Let k be an algebraically closed field of characteristic zero and K a finitely generated field over k. Let Σ be a central simple K-algebra, X a normal projective model of K and Λ a sheaf of maximal ${\mathcal{O}}_X$-orders in Σ. There is a ramification $\mathbb{Q}$-divisor Δ on X, which is related to the canonical bimodule ${\omega }_{\mathrm{\Lambda }}$ by an adjunction formula. It only depends on the class of Σ in the Brauer group of K. When the numerical abundance conjecture holds true, or when Σ is a central simple algebra, we show that the Gelfand-Kirillov dimension (or GK dimension) of the canonical ring of Λ is one more than the Iitaka dimension (or D-dimension) of the log pair $(X,\mathrm{\Delta })$. In the case that Σ is a division algebra, we further show that this GK dimension is also one more than the transcendence degree of the division algebra of degree zero fractions of the canonical ring of Λ. We prove that these dimensions are birationally invariant when the b-log pair determined by the ramification divisor has b-canonical singularities. In that case we refer to the Iitaka (or D-dimension) of $(X,\mathrm{\Delta })$ as the Kodaira dimension of the order Λ. For this, we establish birational invariance of the Kodaira dimension of b-log pairs with b-canonical singularities. We also show that the Kodaira dimension can not decrease for an embedding of central simple algebras, finite dimensional over their centres, which induces a Galois extension of their centres, and satisfies a condition on the ramification which we call an effective embedding. For example, this condition holds if the target central simple algebra has the property that its period equals its index. In proving our main result, we establish existence of equivariant b-terminal resolutions of G-b-log pairs and we also find two variants of the Riemann-Hurwitz formula. The first variant applies to effective embeddings of central simple algebras with fixed centres while the second applies to the pullback of a central simple algebra by a Galois extension of its centre. We also give two different local characterizations of effective embeddings. The first is in terms of complete local invariants, while the second uses Galois cohomology.

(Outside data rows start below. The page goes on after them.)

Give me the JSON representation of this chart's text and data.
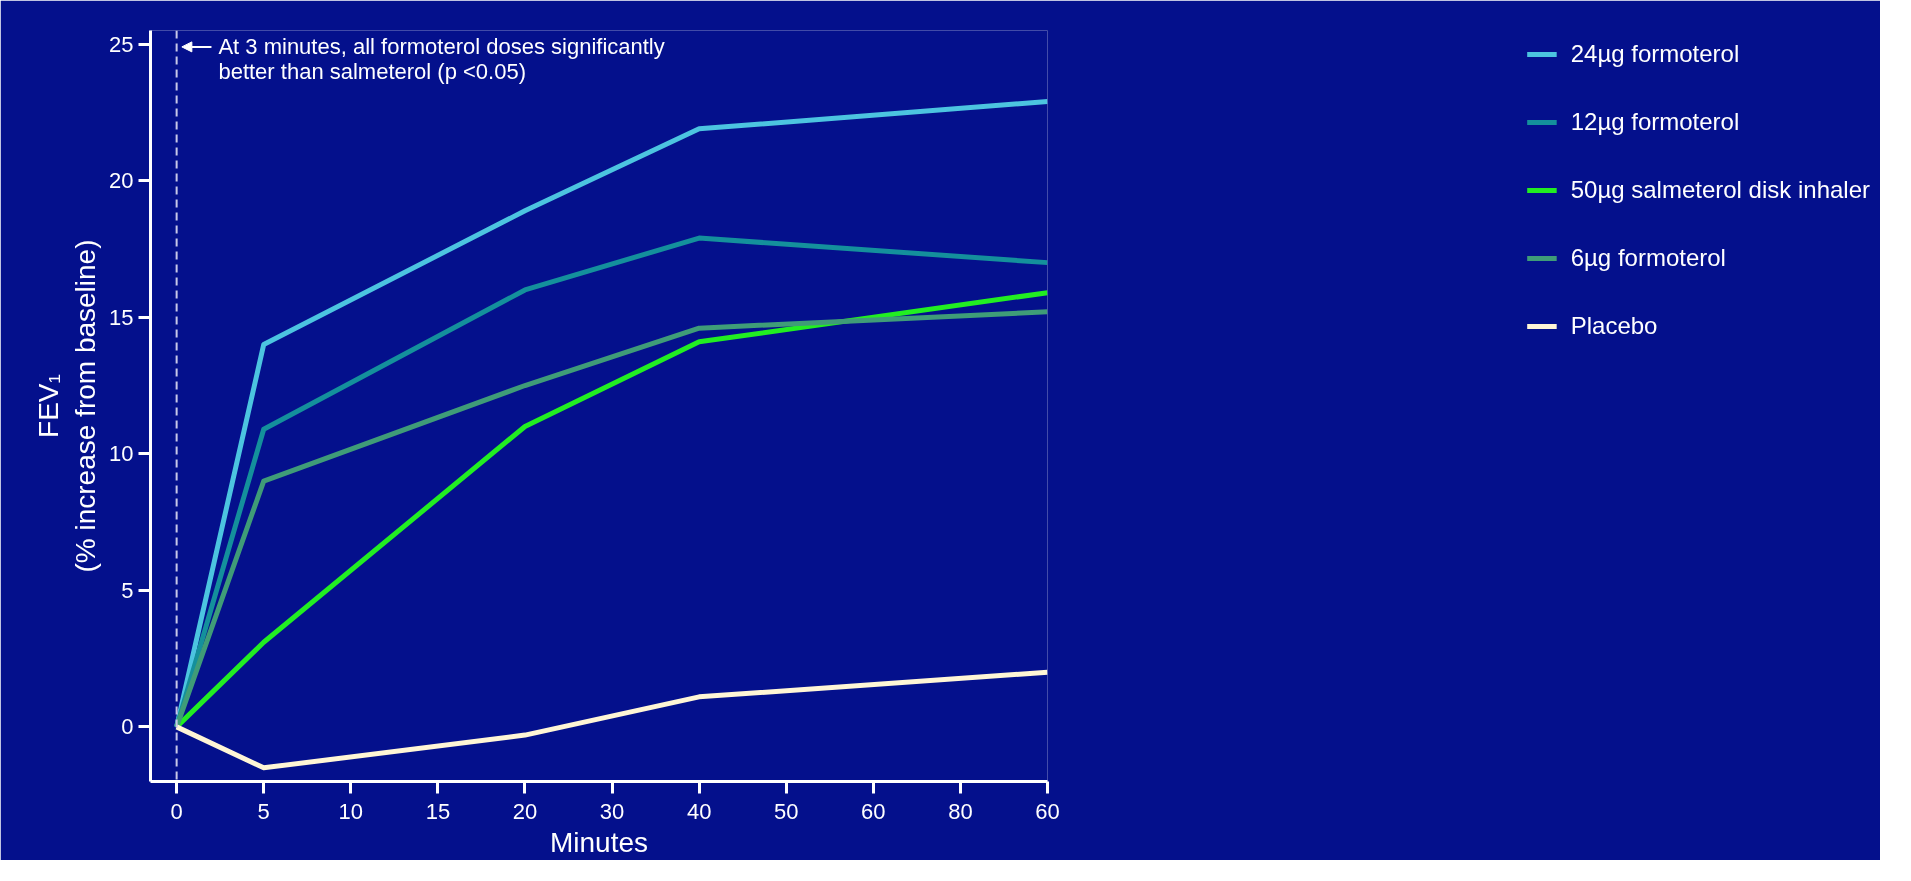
{
  "chart_data": {
    "type": "line",
    "xlabel": "Minutes",
    "ylabel": "FEV₁\n(% increase from baseline)",
    "categories": [
      "0",
      "5",
      "10",
      "15",
      "20",
      "30",
      "40",
      "50",
      "60",
      "80",
      "60"
    ],
    "series": [
      {
        "name": "24µg formoterol",
        "color": "#4cc4e0",
        "values": [
          0,
          14.0,
          null,
          null,
          18.9,
          null,
          21.9,
          null,
          null,
          null,
          22.9
        ]
      },
      {
        "name": "12µg formoterol",
        "color": "#14909c",
        "values": [
          0,
          10.9,
          null,
          null,
          16.0,
          null,
          17.9,
          null,
          null,
          null,
          17.0
        ]
      },
      {
        "name": "50µg salmeterol disk inhaler",
        "color": "#22ee22",
        "values": [
          0,
          3.1,
          null,
          null,
          11.0,
          null,
          14.1,
          null,
          null,
          null,
          15.9
        ]
      },
      {
        "name": "6µg formoterol",
        "color": "#3f9c78",
        "values": [
          0,
          9.0,
          null,
          null,
          12.5,
          null,
          14.6,
          null,
          null,
          null,
          15.2
        ]
      },
      {
        "name": "Placebo",
        "color": "#fff6d6",
        "values": [
          0,
          -1.5,
          null,
          null,
          -0.3,
          null,
          1.1,
          null,
          null,
          null,
          2.0
        ]
      }
    ],
    "ylim": [
      -2,
      25.5
    ],
    "yticks": [
      0,
      5,
      10,
      15,
      20,
      25
    ],
    "ref_lines": [
      {
        "axis": "x",
        "value": "0",
        "label": "At 3 minutes, all formoterol doses significantly\nbetter than salmeterol (p <0.05)",
        "color": "#c8c8e8",
        "line_style": "dashed"
      }
    ],
    "legend": "right",
    "grid": false,
    "marker": "none",
    "line_style": "solid"
  }
}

设k是特征为零的代数闭域，而K是k 上的有限生成域。设Σ是一个简单的集中ķ代数，X的正常投影模式ķ和Λ最大的一捆${\mathcal{哦}}_X$- Σ 中的阶数。有一个后果$\mathbb{问}$-除数 Δ 在X 上，与规范双模相关${\omega }_{\mathrm{\Lambda }}$通过附加公式。它只取决于K的 Brauer 群中 Σ 的类。当数值丰度猜想成立时，或者当 Σ 是中心简单代数时，我们证明 Λ 的正则环的 Gelfand-Kirillov 维（或 GK 维）比 Λ 的 Iitaka 维（或 D 维）多一个日志对$(X,\mathrm{\Delta })$. 在 Σ 是除法代数的情况下，我们进一步证明这个 GK 维也比 Λ 的正则环的零次分数除法代数的超越度多 1。我们证明，当由分枝因数确定的 b-log 对具有 b-正则奇点时，这些维度是双有理不变的。在这种情况下，我们指的是 Iitaka（或 D 维）$(X,\mathrm{\Delta })$作为 Λ 阶的 Kodaira 维数。为此，我们建立了具有 b-正则奇点的 b-log 对的 Kodaira 维的双有理不变性。我们还表明，对于中心简单代数的嵌入，其中心的有限维数，Kodaira 维数不能减少，这会导致其中心的伽罗瓦扩展，并满足我们称为有效嵌入的分支条件。例如，如果目标中心简单代数具有其周期等于其索引的性质，则此条件成立。在证明我们的主要结果时，我们建立了 Gb-log 对的等变 b 端分辨率的存在，并且我们还发现了 Riemann-Hurwitz 公式的两个变体。第一个变体适用于具有固定中心的中心简单代数的有效嵌入，而第二个变体适用于中心简单代数通过其中心的伽罗瓦扩展的回拉。我们还给出了有效嵌入的两种不同的局部特征。第一个是完全局部不变量，而第二个使用伽罗瓦上同调。